By Liz PeekFinancial Columnist

As a candidate, Obama sought to portray himself as a pragmatist and centrist. That electability cloak vanished with the release of the 2010 fiscal budget.

Consider: in this country there are too many houses for sale, driving down prices, wealth, confidence and, finally, the economy.

One of the few bright lights on the horizon is a drop in mortgage rates and home prices, which together are beginning to entice buyers into the stricken industry and draw down inventories of unsold houses. Now imagine that the government decides to reverse this positive trend, and raise the price of homes. Does that seem like a good idea?

Similarly, President Obama is considering taxing employer-provided health care coverage -- a concept he repudiated during the campaign -- presumably to make health care more affordable. Does that make sense?

What about stemming the deductions available to those making charitable contributions? Americans gave over $300 billionto organizations helping the needy in 2007 (latest available) -- a mighty buttress against hardship for many families. Without a doubt those gifts will fall if the after-tax cost of donations is increased. Are we sure that such aid is better managed by bureaucrats?

The budget also sets forth a complicated program to fine corporations that emit pollutants into the air, which will raise utility (and all other) charges to low income (and all other) Americans, whom the government will then compensate by refunding the monies through tax credits. All these notions, and many more, ranging from the federal government taking over student lending to exerting more control over the healthcare industry, stem from President Obama's child-like confidence in Big Government.

Unlike someone who has worked in industry, and who has come to view Government as a source of obstacles and frustration, Obama's early career as a community organizer has led him to believe that only Government is capable of solving the country's problems. The truth lies somewhere in between, which has been the approach taken by recent administrations -- or those run by people old enough to remember the disappointments and inefficiencies of the Welfare State experiment.

President Obama is completely correct that the United States faces some serious challenges. We need to reduce the amount of imported oil we consume, we must raise the quality of our public schools and we have to create more jobs. These goals can be met by channeling the resources of this incredible nation into innovative solutions. Our corporate sector stands ready to respond to tax credits and incentives; instead, they will now be sucked dry to fund government-run programs.
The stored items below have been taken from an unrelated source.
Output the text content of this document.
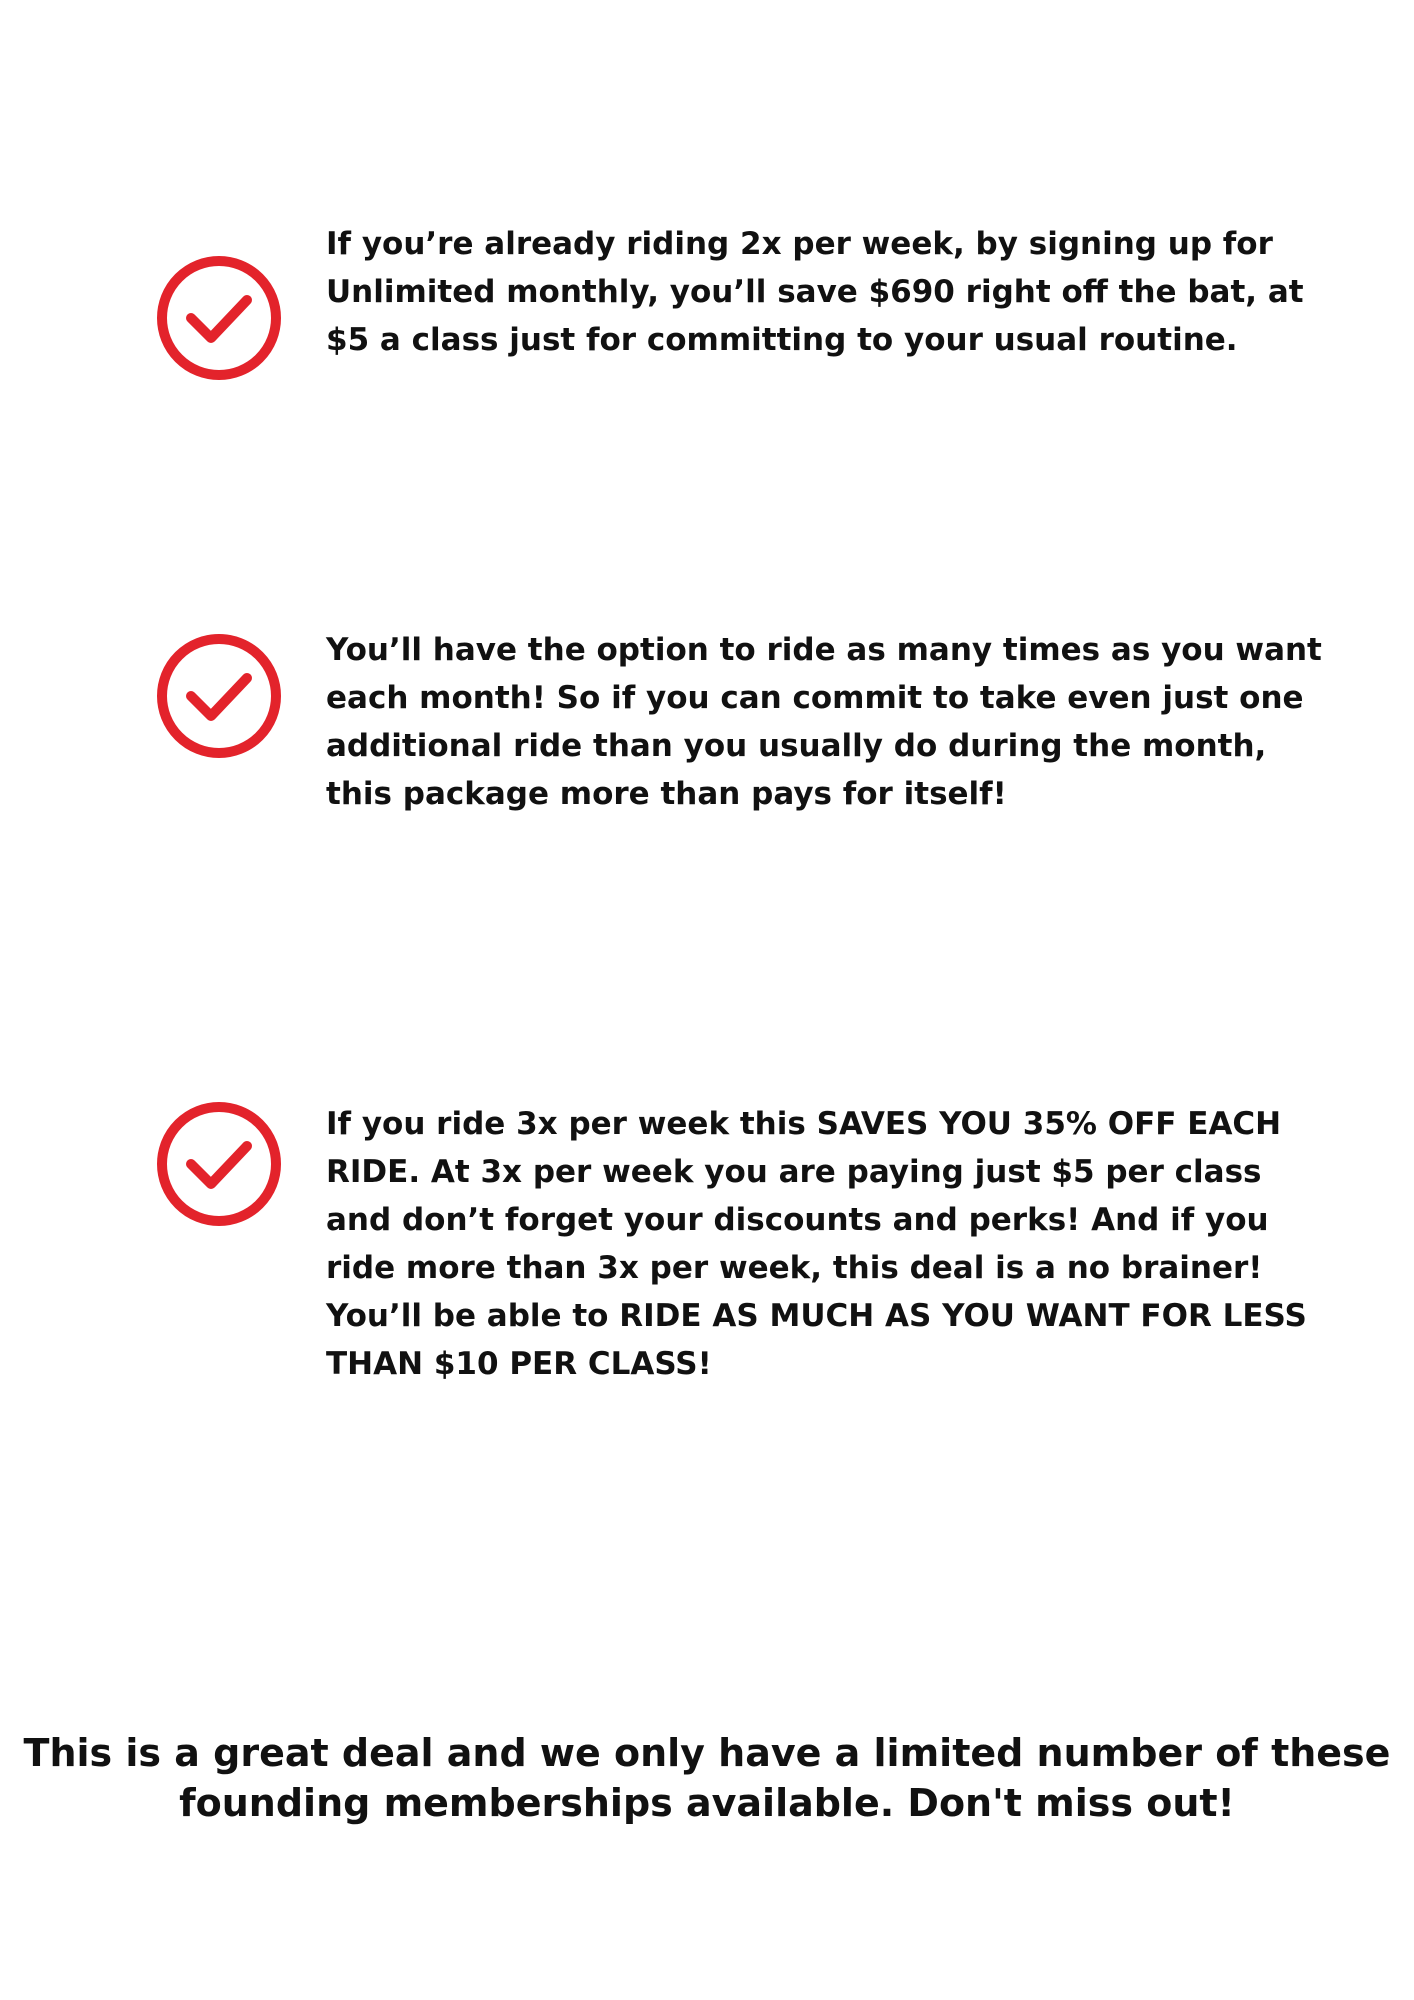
If you’re already riding 2x per week, by signing up for Unlimited monthly, you’ll save $690 right off the bat, at $5 a class just for committing to your usual routine.

You’ll have the option to ride as many times as you want each month! So if you can commit to take even just one additional ride than you usually do during the month, this package more than pays for itself!

If you ride 3x per week this SAVES YOU 35% OFF EACH RIDE. At 3x per week you are paying just $5 per class and don’t forget your discounts and perks! And if you ride more than 3x per week, this deal is a no brainer! You’ll be able to RIDE AS MUCH AS YOU WANT FOR LESS THAN $10 PER CLASS!

This is a great deal and we only have a limited number of these founding memberships available. Don't miss out!
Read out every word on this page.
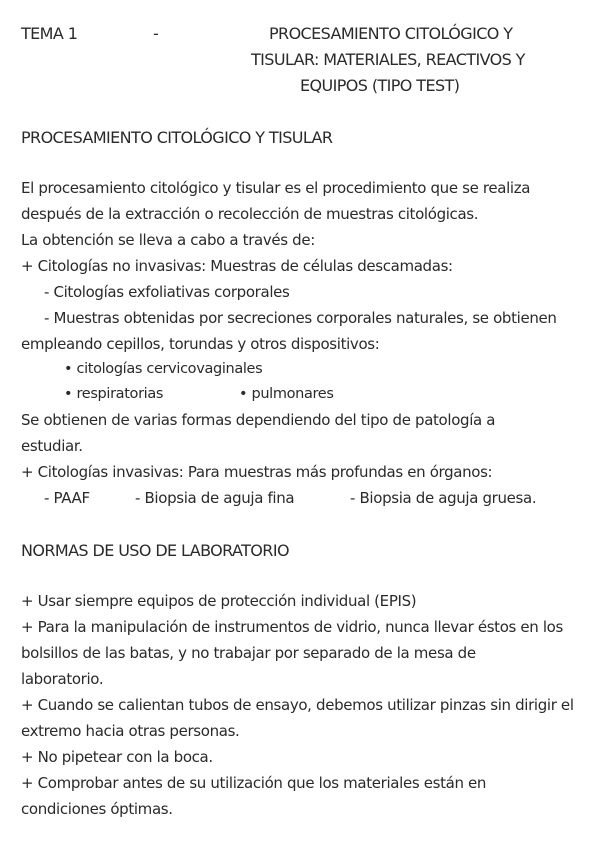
TEMA 1	-	PROCESAMIENTO CITOLÓGICO Y
TISULAR: MATERIALES, REACTIVOS Y
EQUIPOS (TIPO TEST)
PROCESAMIENTO CITOLÓGICO Y TISULAR
El procesamiento citológico y tisular es el procedimiento que se realiza
después de la extracción o recolección de muestras citológicas.
La obtención se lleva a cabo a través de:
+ Citologías no invasivas: Muestras de células descamadas:
- Citologías exfoliativas corporales
- Muestras obtenidas por secreciones corporales naturales, se obtienen
empleando cepillos, torundas y otros dispositivos:
• citologías cervicovaginales
• respiratorias	• pulmonares
Se obtienen de varias formas dependiendo del tipo de patología a
estudiar.
+ Citologías invasivas: Para muestras más profundas en órganos:
- PAAF	- Biopsia de aguja fina	- Biopsia de aguja gruesa.
NORMAS DE USO DE LABORATORIO
+ Usar siempre equipos de protección individual (EPIS)
+ Para la manipulación de instrumentos de vidrio, nunca llevar éstos en los
bolsillos de las batas, y no trabajar por separado de la mesa de
laboratorio.
+ Cuando se calientan tubos de ensayo, debemos utilizar pinzas sin dirigir el
extremo hacia otras personas.
+ No pipetear con la boca.
+ Comprobar antes de su utilización que los materiales están en
condiciones óptimas.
The president's budget is long on ambition and short on details, which are largely left to Congress to sort out. Judging from the ruckus over the Stimulus Bill, we can only imagine the wrangling that will emerge when Congress has a shot at the trillions of dollars expected to flow into healthcare and education.

Like many Americans, I naively hoped that President Obama would bring a new, less combative tone to our government. I was optimistic that a more civilized Beltway could work on solving our biggest problems. I gave him the benefit of the doubt on the dreadful mess that became the Stimulus Bill, assuming that the pressing needs of the transition required him to relinquish the writing of that bill to his most partisan colleagues.

The budget squashes any lingering hope that Republicans and Democrats will find common ground. If anything, it lays the groundwork for even harsher political discord. What a shame.